Batam (gokepri.com) – Badan Keamanan Laut (Bakamla) menangkap kapal tanker MT Horse berbendera Iran dan MT Freya berbendera Panama di perairan Kalimantan. Dua kapal itu diduga melakukan transfer bahan bakar secara ilegal.

Kepala Bagian Humas dan Protokol Bakamla, Kolonel Wisnu Pramandita mengatakan, kapal tanker yang disita di perairan lepas provinsi Kalimantan itu dikawal ke Pulau Batam di Provinsi Kepulauan Riau untuk penyelidikan lebih lanjut.

“Kapal tanker, pertama kali terdeteksi pada 5:30 pagi pada 23 Januari dan menyembunyikan identitas mereka dengan tidak menunjukkan bendera nasional mereka, memutar sistem identifikasi otomatis dan tidak menanggapi panggilan radio,” kata pernyataan itu.

“Ada tumpahan minyak di sekitar MT Freya.”

|Baca Juga: Aksi Manuver Warnai Penangkapan Kapal Taiwan di Natuna

Wisnu mengatakan dua kapal itu terpantau oleh KN Marore-322. Saat itu KN Marore memang tengah melakukan Operasi Keamanan dan Keselamatan Laut Dalam Negeri.

KN Marore tak sengaja mendeteksi kontak radar diam dengan indikasi AIS dimatikan sekitar pukul 05.30 WIB. KN Marore lantas mendekati titik radar di perairan Pontianak tersebut.

“Komandan KN Marore-322 memerintahkan untuk bergerak mendekati kontak dengan kecepatan 16 knot,” ujar Wisnu.

|Baca Juga: Rusak Mesin, Kapal Vietnam Terobos Perairan Natuna

Menurutnya, kedua kapal itu diduga melakukan transfer BBM illegal.

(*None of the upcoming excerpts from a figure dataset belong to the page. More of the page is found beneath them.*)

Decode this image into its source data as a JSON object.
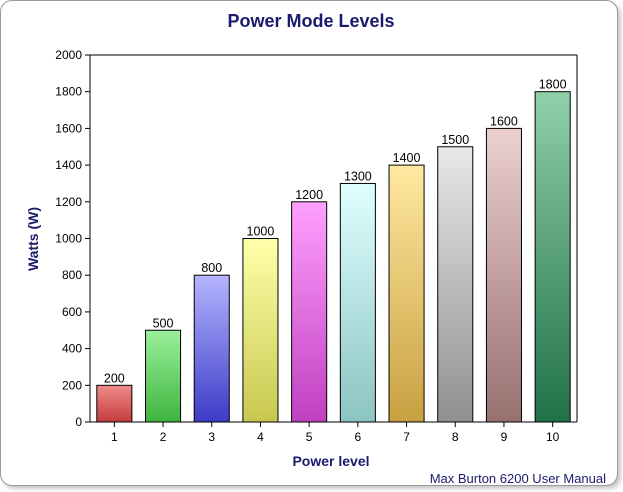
{
  "chart_data": {
    "type": "bar",
    "title": "Power Mode Levels",
    "xlabel": "Power level",
    "ylabel": "Watts (W)",
    "categories": [
      "1",
      "2",
      "3",
      "4",
      "5",
      "6",
      "7",
      "8",
      "9",
      "10"
    ],
    "values": [
      200,
      500,
      800,
      1000,
      1200,
      1300,
      1400,
      1500,
      1600,
      1800
    ],
    "ylim": [
      0,
      2000
    ],
    "yticks": [
      0,
      200,
      400,
      600,
      800,
      1000,
      1200,
      1400,
      1600,
      1800,
      2000
    ],
    "grid": false,
    "legend": "none",
    "bar_colors": [
      [
        "#f08a8a",
        "#c43c3c"
      ],
      [
        "#9af09a",
        "#3fb43f"
      ],
      [
        "#b4b4ff",
        "#3c3cc8"
      ],
      [
        "#ffffaa",
        "#c8c850"
      ],
      [
        "#ffa0ff",
        "#c040c0"
      ],
      [
        "#e0ffff",
        "#8cc4c4"
      ],
      [
        "#ffe8a0",
        "#c8a040"
      ],
      [
        "#e8e8e8",
        "#909090"
      ],
      [
        "#ecd0d0",
        "#987070"
      ],
      [
        "#90d0a8",
        "#207048"
      ]
    ]
  },
  "footer": "Max Burton 6200 User Manual"
}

Dua kapal tersebut juga diduga sengaja menutup lambung kapal dengan kain untuk membohongi aparat penegak hukum Indonesia.

Wisnu menyebut awak KN Marore-322 lantas melakukan kontak radio terhadap kedua kapal tersebut untuk mengonfirmasi keberadaannya di perairan Pontianak. Namun, tak mendapat respons dari kedua kapal tanker tersebut.

Menurut Wisnu, anggota Bakamla langsung mendekat untuk melakukan pemeriksaan dan penggeledahan. Dugaan awal, kedua kapal tanker melanggar hak lintas transit pada ALKI I dengan keluar dari batas 25NM ALKI.

|Baca Juga: Selat Malaka Makin Rawan, 97 Kali Pembajakan Kapal Laut sepanjang 2020

Sebagai gambaran, Organisasi Maritim Internasional mengharuskan kapal menggunakan transponder untuk keselamatan dan transparansi.

Kru bisa mematikan perangkat jika ada bahaya pembajakan atau bahaya serupa.

Tetapi transponder sering kali ditutup untuk menyembunyikan lokasi kapal selama aktivitas terlarang.

Adapun Iran mengirim kapal MT Horse ke Venezuela tahun lalu untuk mengirimkan 2,1 juta barel kondensat Iran.